Saving Object Graphs Is Not Just Insert
Object graph persistence looks simple until the first update path arrives. A new parent with new children is close to a recursive insert. A real business object graph is not.
TeaQL's save_graph runtime exists because the runtime needs to understand
entity identity, relation ownership, reference semantics, missing children,
soft delete, and transaction boundaries at the same time.
The Easy Case
The simple case is a parent object with children:
let order = Order {
id: 1,
version: 1,
name: "graph-order".to_owned(),
lines: SmartList::from(vec![
OrderLine {
id: 10,
order_id: 0,
name: "first-line".to_owned(),
product_id: 100,
product: Some(Product {
id: 100,
name: "keyboard".to_owned(),
}),
},
]),
};
repo.save_entity_graph(order)?;
The runtime can create the product, create the order, attach the line to the order, and create the line. If that were the whole problem, graph save would be a convenience wrapper over insert.
The harder cases are the reason TeaQL treats graph persistence as a plan.
Identity and State
When a graph reaches the runtime, each node has to be classified:
Create: the row does not exist yet and should be inserted;Update: the row exists and selected fields should be changed;Reference: the row must exist, but the graph should not mutate it;Remove: the row is explicitly removed from a relation or graph.
Those states are not interchangeable. A referenced row should fail if it does not exist. A removed row should not silently become an update. A create with a duplicate id should not be treated as a harmless no-op.
TeaQL exposes this through graph operation hints and validates the state against the repository when needed.
Relation Ownership
An object relation may attach a foreign key, or it may be detached. A one-to-many relation may delete missing children, or it may keep missing children untouched.
That relation metadata matters during updates:
#[teaql(relation(
target = "OrderLine",
local_key = "id",
foreign_key = "order_id",
many,
delete_missing = false
))]
lines: SmartList<OrderLine>,
With delete_missing = false, sending an order with one line does not mean all
other order lines should be deleted. Without that metadata, a graph update can
look correct in tests and still be dangerous in production.
Attach metadata is similar. Some relations express ownership and should write a foreign key. Others are navigational and should not.
Missing Children
The most common graph update question is what to do with children that were in the database but are missing from the submitted graph.
There are several possible meanings:
- the caller did not load that child and is not trying to change it;
- the caller loaded the full relation and intentionally removed that child;
- the relation is a projection and should not imply ownership;
- the child should be soft-deleted rather than physically deleted.
TeaQL avoids guessing from the shape alone. Relation descriptors carry the policy. The graph planner uses that policy to decide whether to keep missing rows or plan a remove/soft-delete operation.
Planning Before Execution
The runtime builds a mutation plan before executing:
Order:
update: [id=1, fields=name]
OrderLine:
create: [id=12]
update: [id=10, fields=name]
delete: [id=11]
Product:
reference: [id=100]
This plan is useful for three reasons.
First, it lets TeaQL validate relation semantics before making changes.

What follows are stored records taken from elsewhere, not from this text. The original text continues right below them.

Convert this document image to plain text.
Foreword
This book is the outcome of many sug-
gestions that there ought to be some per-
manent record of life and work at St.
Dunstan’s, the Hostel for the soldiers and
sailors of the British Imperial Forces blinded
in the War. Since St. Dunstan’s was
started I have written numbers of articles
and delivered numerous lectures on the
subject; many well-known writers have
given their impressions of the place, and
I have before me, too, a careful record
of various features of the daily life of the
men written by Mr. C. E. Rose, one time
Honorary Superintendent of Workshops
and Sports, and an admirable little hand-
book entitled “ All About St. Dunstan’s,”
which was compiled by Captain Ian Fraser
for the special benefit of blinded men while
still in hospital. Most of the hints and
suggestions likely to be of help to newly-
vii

Second, it allows compatible mutations to be batched by entity type and updated field set.
Third, it gives developers a debugging surface. UserContext::plan_for_save_graph()
can be used to inspect what the runtime thinks it is going to do.

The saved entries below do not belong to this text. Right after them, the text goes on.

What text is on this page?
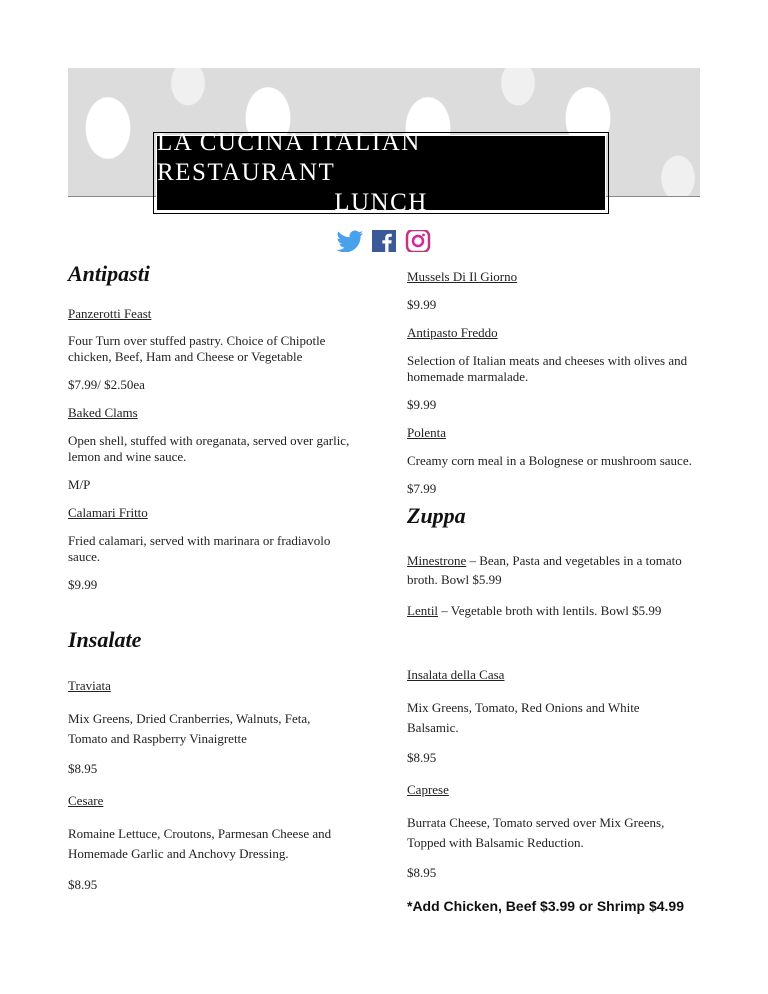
LA CUCINA ITALIAN RESTAURANT
LUNCH
Antipasti
Panzerotti Feast
Four Turn over stuffed pastry. Choice of Chipotle chicken, Beef, Ham and Cheese or Vegetable
$7.99/ $2.50ea
Baked Clams
Open shell, stuffed with oreganata, served over garlic, lemon and wine sauce.
M/P
Calamari Fritto
Fried calamari, served with marinara or fradiavolo sauce.
$9.99
Insalate
Traviata
Mix Greens, Dried Cranberries, Walnuts, Feta, Tomato and Raspberry Vinaigrette
$8.95
Cesare
Romaine Lettuce, Croutons, Parmesan Cheese and Homemade Garlic and Anchovy Dressing.
$8.95
Mussels Di Il Giorno
$9.99
Antipasto Freddo
Selection of Italian meats and cheeses with olives and homemade marmalade.
$9.99
Polenta
Creamy corn meal in a Bolognese or mushroom sauce.
$7.99
Zuppa
Minestrone – Bean, Pasta and vegetables in a tomato broth. Bowl $5.99
Lentil – Vegetable broth with lentils. Bowl $5.99
Insalata della Casa
Mix Greens, Tomato, Red Onions and White Balsamic.
$8.95
Caprese
Burrata Cheese, Tomato served over Mix Greens, Topped with Balsamic Reduction.
$8.95
*Add Chicken, Beef $3.99 or Shrimp $4.99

Transactions Are Part of the Feature
A graph write that touches multiple tables has to be transactional. If a child insert fails after the parent update succeeds, the application now has a partial business object.
TeaQL requires graph writes to go through a transactional executor. SQLite and PostgreSQL SQLx paths both have transaction-boundary support. The test suite verifies rollback behavior for graph writes.
That requirement is deliberately strict. A graph write without a transaction is usually worse than no graph-write helper at all.
Typed Entity Graphs
Generated service crates should not force application code to build raw graph nodes by hand. The current generated API can work with typed entities and turn them into graph nodes internally:
merchant
.update_name("TeaQL Merchant")
.update_platform_id(1_u64)
.save(&ctx)
.await?;
The runtime still uses a generic graph representation after extraction. That is intentional. The typed layer is for application ergonomics; the generic layer is for planning, batching, validation, and execution.
What This Is Not
This is not a general object database. The database remains relational. TeaQL does not try to hide SQL or table design completely.
It is also not a replacement for explicit migrations. Graph writes operate
against descriptors and repositories. Schema evolution is handled separately by
the additive ensure_schema path for local development and tests, or by a
proper migration process in production.
Why It Matters
In small systems, graph save can be overkill. In large business systems, object graphs are often the natural unit of change: an order and its lines, a platform and its merchants, a service contract and its documents.
The hard part is not creating the first version. The hard part is updating the second version without losing data, silently mutating references, or leaving a partial graph after a failure.
That is why TeaQL treats object graph persistence as planning first and execution second.